Definisi Ketimpangan Sosial

Definisi Ketimpangan Sosial

  Ketimpangan sosial adalah bentuk-bentuk ketidak-adilan yang terjadi pada proses pembangunan. Ketimpangan sosial sering dipandang sebagai dampak residual dari proses pertumbuhan ekonomi, sedangkan ketimpangan sosial ekonomi adalah ketidakseimbangan diantara masyarakat dalam sektor ekonomi. Ketimpangan atau kesenjangan mengacu pada persebaran ukuran ekonomi antar individu masyarakat, antar kelompok masyarakat, dan bisa juga antarnegara. kekayaan, pendapatan, dan konsumsi adalah indikator untuk mengukur ketimpangan sosial ekonomi.     Sementara itu, masalah ketimpangan sosial ekonomi biasanya berkutat pada masalah kesetaraan ekonomi, kesetaraan pengeluaran, dan kesetaraan kesempatan, seperti ketimpangan sosial lainnya, ketimpangan sosial ekonomi juga termasuk ke dalam masalah sosial. Sebab, ketimpangan ini mengakibatkan kerugian kepada setiap lapisan masyarakat yang ada di suatu negara, termasuk Indonesia.

  Menurut Andrian of Chaniago, ketimpangan sosial adalah buah dari pembangunan yang dilakukan oleh pemerintah, dimana pemerintah cenderung mementingkan aspek ekonomi dalam pembangunan dibanding dengan aspek sosial. Ketimpangan sosial dianggap sebagai masalah sosial masalah ini dialami dan dirasakan seluruh aspek masyarakat, dimana ketimpangan sosial ini terbentuk oleh ketidakadilan.

2.2 Faktor penyebab Ketimpangan Sosial Ekonomi

Secara umum, ketimpangan sosial, khususnya ekonomi dipengarhi oleh dua faktor, yaitu:

  1. Faktor Internal: faktor ketimpangan sosial ini ada di dalam diri masyarakat, tertama menyangkut kualitas yang ada di dalam diri, seperti tingkat pendidikan, kecerdasan, kesehatan, dan lain sebagainya.
  2. Faktor Eksternal: faktor ketimpangan sosial ini berada di luar diri seseorang. Faktor ini muncul dari kebijakan atau birokrasi pemerintah yang mengekang atau mengucilkan satu pihak tertentu. Faktor eksternal bisa menimbulkan kemiskinan struktural.

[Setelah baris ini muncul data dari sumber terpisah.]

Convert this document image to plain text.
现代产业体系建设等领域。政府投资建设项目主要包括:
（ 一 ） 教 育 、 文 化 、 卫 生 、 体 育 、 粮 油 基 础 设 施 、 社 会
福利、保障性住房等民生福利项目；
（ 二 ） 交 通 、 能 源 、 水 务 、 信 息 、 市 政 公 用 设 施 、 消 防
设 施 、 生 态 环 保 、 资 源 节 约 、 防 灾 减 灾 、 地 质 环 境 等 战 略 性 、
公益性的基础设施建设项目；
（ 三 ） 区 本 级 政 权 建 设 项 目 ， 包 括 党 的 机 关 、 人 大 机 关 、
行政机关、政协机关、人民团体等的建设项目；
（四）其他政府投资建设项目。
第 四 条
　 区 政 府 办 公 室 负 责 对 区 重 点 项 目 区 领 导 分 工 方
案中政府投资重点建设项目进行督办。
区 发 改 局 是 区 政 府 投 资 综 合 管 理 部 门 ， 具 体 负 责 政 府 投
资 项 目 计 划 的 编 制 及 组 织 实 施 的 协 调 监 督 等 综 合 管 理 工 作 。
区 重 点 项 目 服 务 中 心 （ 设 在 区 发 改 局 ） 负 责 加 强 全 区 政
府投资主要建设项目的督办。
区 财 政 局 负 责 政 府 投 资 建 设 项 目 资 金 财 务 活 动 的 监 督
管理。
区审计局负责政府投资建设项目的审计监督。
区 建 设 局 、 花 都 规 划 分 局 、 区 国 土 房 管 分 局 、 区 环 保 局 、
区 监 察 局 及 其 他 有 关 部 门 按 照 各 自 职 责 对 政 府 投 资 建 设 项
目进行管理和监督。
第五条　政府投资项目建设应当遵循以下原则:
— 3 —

Ketimpangan sosial ekonomi dapat terjadi karena beberapa faktor. Berikut ini beberapa faktor penyebab terjadinya ketimpangan sosial ekonomi yang ada di Indonesia:

1)      Kebijakan Pemerintah yang Tidak Adil

Kebijakan pemerintah yang tidak adil menyebabkan sejumlah ketimpangan sosial ekonomi. Salah satu bentuk kebijakan pemerintah yang menyebabkan ketimpangan sosial ekonomi adalah kebijakan pembangunan negara. Dalam masalah pembangunan, pemerintah seringkali terlalu fokus membangun daerah perkotaan atau beberapa pulau besar seperti Jawa dan Sumatera. Hal ini dikarenakan pemerintah masih menganggap daerah-daerah tersebut berpotensi sangat tinggi dan dapat menghasilkan pemasukan yang tinggi bagi negara. Selain itu, ketidakmampuan pemerintah dalam mengelola pulau-pulau Indonesia yang banyak membuat mereka lebih fokus mengurus perkotaan atau pulau-pulau besar di Indonesia.

Ini mengakibatkan ketimpangan sosial ekonomi antara daerah perkotaan dengan daerah terpencil. Daerah perkotaan atau pulau besar yang mengalami pembangunan pesat akan memperoleh fasilitas memadai, pendapatan yang tinggi, serta kesejahteraan penduduk yang lebih baik. Ini berbeda dengan daerah terpencil yang kondisinya tertinggal dan membuat fasilitas yang didapat tidak memadai, pendapatan daerah yang rendah, serta kesejahteraan penduduk yang memprihatinkan. Kemiskinan akan dapat dijumpai di daerah terpencil. Bila dibiarkan, maka akan terjadi kecemburuan sosial antara daerah terpencil dengan daerah yang lebih maju.